We must get it down.” The
strange BaMbuti turned to him.
“Is there water nearby? If
he is bathed in water it will help to bring down his temperature. And
more of your medicine will help as well.”
“I used some of my fever remedies when I first
came to your camp. It is
too soon for more.”
Theo gazed at this man who had doctored Buck.
His sensors almost felt overwhelmed.
First the idea that there was a tribe of forest dwellers living
and apparently still thriving on Earth surprised him.
When he had studied old languages, Theo had thought the BaMbuti
or Ituri pygmy language was a dead language.
He could not ignore the fact, also, that this man was unselfishly
helping them. Theo had no idea how he was going to tell this man that he
had contracted a deadly virus from the man he was so graciously helping.
“I am called Njobo.
I can gather water, but not a great deal at a time.
The next time it rains, I can remove the roof of the hut.”
“That will help,” Theo said. “And Buck needs plenty to drink.
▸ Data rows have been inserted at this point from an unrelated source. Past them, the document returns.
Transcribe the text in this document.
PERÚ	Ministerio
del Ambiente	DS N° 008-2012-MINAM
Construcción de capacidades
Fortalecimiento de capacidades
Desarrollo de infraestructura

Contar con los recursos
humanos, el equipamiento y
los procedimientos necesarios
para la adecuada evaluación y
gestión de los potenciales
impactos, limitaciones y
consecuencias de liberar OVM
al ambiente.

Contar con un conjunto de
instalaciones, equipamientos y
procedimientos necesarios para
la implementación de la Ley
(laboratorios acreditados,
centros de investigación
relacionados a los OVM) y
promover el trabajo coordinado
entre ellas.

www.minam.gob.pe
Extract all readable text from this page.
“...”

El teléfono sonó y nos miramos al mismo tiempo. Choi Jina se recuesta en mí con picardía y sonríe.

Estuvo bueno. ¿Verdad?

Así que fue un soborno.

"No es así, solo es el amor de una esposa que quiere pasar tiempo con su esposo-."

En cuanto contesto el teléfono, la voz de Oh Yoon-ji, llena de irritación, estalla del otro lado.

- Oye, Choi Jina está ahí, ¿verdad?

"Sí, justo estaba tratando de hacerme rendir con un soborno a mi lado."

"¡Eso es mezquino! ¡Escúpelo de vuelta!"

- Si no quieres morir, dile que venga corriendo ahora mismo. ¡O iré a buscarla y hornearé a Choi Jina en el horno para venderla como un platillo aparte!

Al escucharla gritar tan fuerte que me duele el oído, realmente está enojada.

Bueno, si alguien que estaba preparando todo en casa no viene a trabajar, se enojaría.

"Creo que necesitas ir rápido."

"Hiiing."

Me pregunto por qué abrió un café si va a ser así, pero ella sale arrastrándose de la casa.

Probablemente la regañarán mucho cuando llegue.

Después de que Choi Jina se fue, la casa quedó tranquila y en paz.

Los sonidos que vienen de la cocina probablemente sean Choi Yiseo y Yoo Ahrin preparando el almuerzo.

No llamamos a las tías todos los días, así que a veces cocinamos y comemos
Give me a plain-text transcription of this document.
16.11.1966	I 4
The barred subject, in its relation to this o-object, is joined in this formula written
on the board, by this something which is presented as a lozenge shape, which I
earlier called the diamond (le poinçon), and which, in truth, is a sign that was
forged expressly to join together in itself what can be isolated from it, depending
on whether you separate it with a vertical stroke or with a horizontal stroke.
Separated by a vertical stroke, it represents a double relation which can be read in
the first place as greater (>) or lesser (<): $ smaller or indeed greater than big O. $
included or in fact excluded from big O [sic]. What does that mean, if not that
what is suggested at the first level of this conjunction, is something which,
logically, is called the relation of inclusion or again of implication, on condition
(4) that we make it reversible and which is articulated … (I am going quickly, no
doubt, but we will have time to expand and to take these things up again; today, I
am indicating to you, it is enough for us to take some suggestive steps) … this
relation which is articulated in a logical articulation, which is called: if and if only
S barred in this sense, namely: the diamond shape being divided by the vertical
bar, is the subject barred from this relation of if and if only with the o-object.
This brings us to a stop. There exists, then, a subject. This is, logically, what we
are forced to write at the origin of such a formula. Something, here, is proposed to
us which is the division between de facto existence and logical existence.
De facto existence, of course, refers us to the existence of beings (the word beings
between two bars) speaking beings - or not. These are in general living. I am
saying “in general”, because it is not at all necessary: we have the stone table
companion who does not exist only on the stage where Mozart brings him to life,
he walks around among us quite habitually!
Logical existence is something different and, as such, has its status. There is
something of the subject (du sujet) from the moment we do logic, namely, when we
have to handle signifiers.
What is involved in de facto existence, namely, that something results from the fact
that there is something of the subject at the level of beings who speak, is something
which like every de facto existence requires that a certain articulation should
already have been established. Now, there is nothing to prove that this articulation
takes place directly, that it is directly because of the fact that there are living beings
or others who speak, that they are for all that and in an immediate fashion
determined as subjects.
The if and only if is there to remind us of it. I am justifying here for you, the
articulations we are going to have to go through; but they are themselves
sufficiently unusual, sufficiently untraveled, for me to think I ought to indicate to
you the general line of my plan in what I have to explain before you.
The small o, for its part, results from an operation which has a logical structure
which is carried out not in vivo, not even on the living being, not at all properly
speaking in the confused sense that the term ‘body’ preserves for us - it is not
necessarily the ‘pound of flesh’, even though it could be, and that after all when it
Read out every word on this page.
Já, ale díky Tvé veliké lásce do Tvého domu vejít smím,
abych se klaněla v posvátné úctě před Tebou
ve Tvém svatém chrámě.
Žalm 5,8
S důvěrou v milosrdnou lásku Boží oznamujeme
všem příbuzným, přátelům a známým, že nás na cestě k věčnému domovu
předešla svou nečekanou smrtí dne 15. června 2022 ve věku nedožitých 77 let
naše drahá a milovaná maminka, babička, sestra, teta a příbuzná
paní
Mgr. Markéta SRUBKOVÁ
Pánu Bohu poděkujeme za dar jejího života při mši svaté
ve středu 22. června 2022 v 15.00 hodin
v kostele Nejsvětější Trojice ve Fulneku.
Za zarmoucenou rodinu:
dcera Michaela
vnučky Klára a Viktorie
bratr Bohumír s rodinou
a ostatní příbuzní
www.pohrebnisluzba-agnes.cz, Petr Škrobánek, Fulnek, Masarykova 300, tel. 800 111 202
He has lost a great deal of fluid.”
“That is easier to do. I
will return soon.”
“Njobo, wait,” Theo said.
The pygmy stopped and gazed at him.
“What Buck has is a very evil sickness, easily spread to other
people. You have been close
to him. If there are others
of your people nearby, do not go near them.”
“It is as I suspected, Thee-o/Twee-kee.
I will be careful.” And
then he was gone.
Buck moaned and thrashed about weakly. Twiki took his friend’s hand. “You have to make it, Buck. You have to,” he said mournfully.